Jauregui claims that, by assessing a tax on tampons, “our state government doesn’t view feminine hygiene products as a necessity.”

This is ludicrous. State government has no opinion on feminine hygiene products. Tampons are taxed because Nevada has a sales tax. If Democrats want to reduce the overall sales tax rate, let’s talk. But Jauregui’s logic leads us down a dangerous road.

Clothes are a necessity. Scan the pages of legislative lobbyists for proof. Nevada taxes clothes. Voila: State government doesn’t view clothes as a necessity. Jauregui wants you to walk around naked. Cancela wants the homeless to freeze to death.

See how stupid this is?

Nevadans and our duly elected representatives have decided to use a sales tax to fund state and local governments.

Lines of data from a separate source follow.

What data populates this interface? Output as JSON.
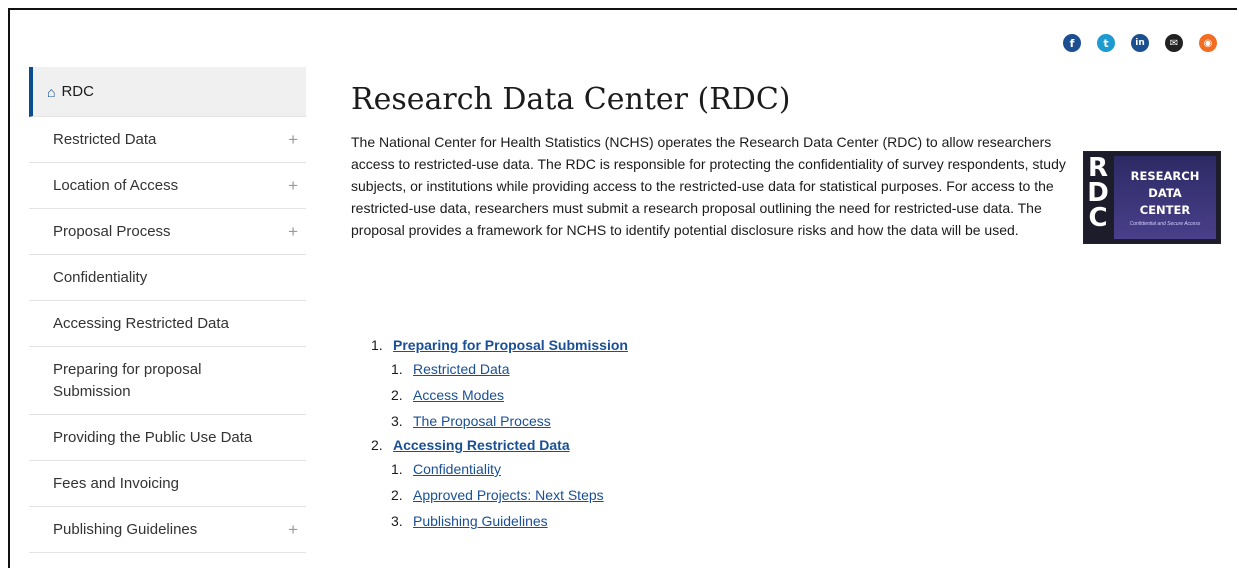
{
  "share": {
    "icons": [
      "facebook-icon",
      "twitter-icon",
      "linkedin-icon",
      "email-icon",
      "rss-icon"
    ]
  },
  "sidebar": {
    "items": [
      {
        "label": "RDC",
        "active": true,
        "expandable": false
      },
      {
        "label": "Restricted Data",
        "active": false,
        "expandable": true
      },
      {
        "label": "Location of Access",
        "active": false,
        "expandable": true
      },
      {
        "label": "Proposal Process",
        "active": false,
        "expandable": true
      },
      {
        "label": "Confidentiality",
        "active": false,
        "expandable": false
      },
      {
        "label": "Accessing Restricted Data",
        "active": false,
        "expandable": false
      },
      {
        "label": "Preparing for proposal Submission",
        "active": false,
        "expandable": false
      },
      {
        "label": "Providing the Public Use Data",
        "active": false,
        "expandable": false
      },
      {
        "label": "Fees and Invoicing",
        "active": false,
        "expandable": false
      },
      {
        "label": "Publishing Guidelines",
        "active": false,
        "expandable": true
      }
    ],
    "plus_symbol": "+"
  },
  "main": {
    "title": "Research Data Center (RDC)",
    "intro": "The National Center for Health Statistics (NCHS) operates the Research Data Center (RDC) to allow researchers access to restricted-use data. The RDC is responsible for protecting the confidentiality of survey respondents, study subjects, or institutions while providing access to the restricted-use data for statistical purposes. For access to the restricted-use data, researchers must submit a research proposal outlining the need for restricted-use data. The proposal provides a framework for NCHS to identify potential disclosure risks and how the data will be used.",
    "badge": {
      "letters": [
        "R",
        "D",
        "C"
      ],
      "line1": "RESEARCH",
      "line2": "DATA",
      "line3": "CENTER",
      "subtitle": "Confidential and Secure Access"
    },
    "toc": [
      {
        "num": "1.",
        "label": "Preparing for Proposal Submission",
        "children": [
          {
            "num": "1.",
            "label": "Restricted Data"
          },
          {
            "num": "2.",
            "label": "Access Modes"
          },
          {
            "num": "3.",
            "label": "The Proposal Process"
          }
        ]
      },
      {
        "num": "2.",
        "label": "Accessing Restricted Data",
        "children": [
          {
            "num": "1.",
            "label": "Confidentiality"
          },
          {
            "num": "2.",
            "label": "Approved Projects: Next Steps"
          },
          {
            "num": "3.",
            "label": "Publishing Guidelines"
          }
        ]
      }
    ]
  }
}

The rate should be uniform and low on all products. We should be taxed on how much we buy, not on who selects or doesn’t select a politically favored good or service.

Instead, politicians and, yes, voters have used the sales tax to pick winners and losers. Tesla won’t pay sales taxes for 20 years. The sales tax doesn’t apply to groceries or services, and in 2016, voters gave the first of two required approvals for a constitutional amendment that would exempt medical equipment from the sales tax. The “pink tax” proposal is the latest attempt to single out a new winner.

Note the cognitive dissonance here. Leftist academics routinely claim that associating pink with women is a gender stereotype. They argue it’s one of many stereotypes that our patriarchal society has put in place to solidify an unequal power relationship between men and women. Men use this power to keep women barefoot, pregnant and in the kitchen.

These politicians should apologize for … oh, wait. Liberals only pull out that psycho-babble for Republicans.

Cancela and Jauregui are playing politics to try to score some cheap political points with women — emphasis on cheap. Cancela acknowledges that “the total savings a year aren’t significant,” but that it’s about the “principle.”

Politicians ham it up for the cameras all the time by giving away someone else’s money, but usually they give away something of significant value. Thousands of Nevada government workers make more than $150,000 a year. Union construction workers are paid wages 45 percent above market rates on government projects. The billionaire backing Faraday got more than $200 million.

For women? My wife estimates this “pink tax” proposal would save the average woman 75 cents a month, or $8 a year.

At least we’ve identified a source of the mythical gender pay gap. Some people think women don’t know how to negotiate.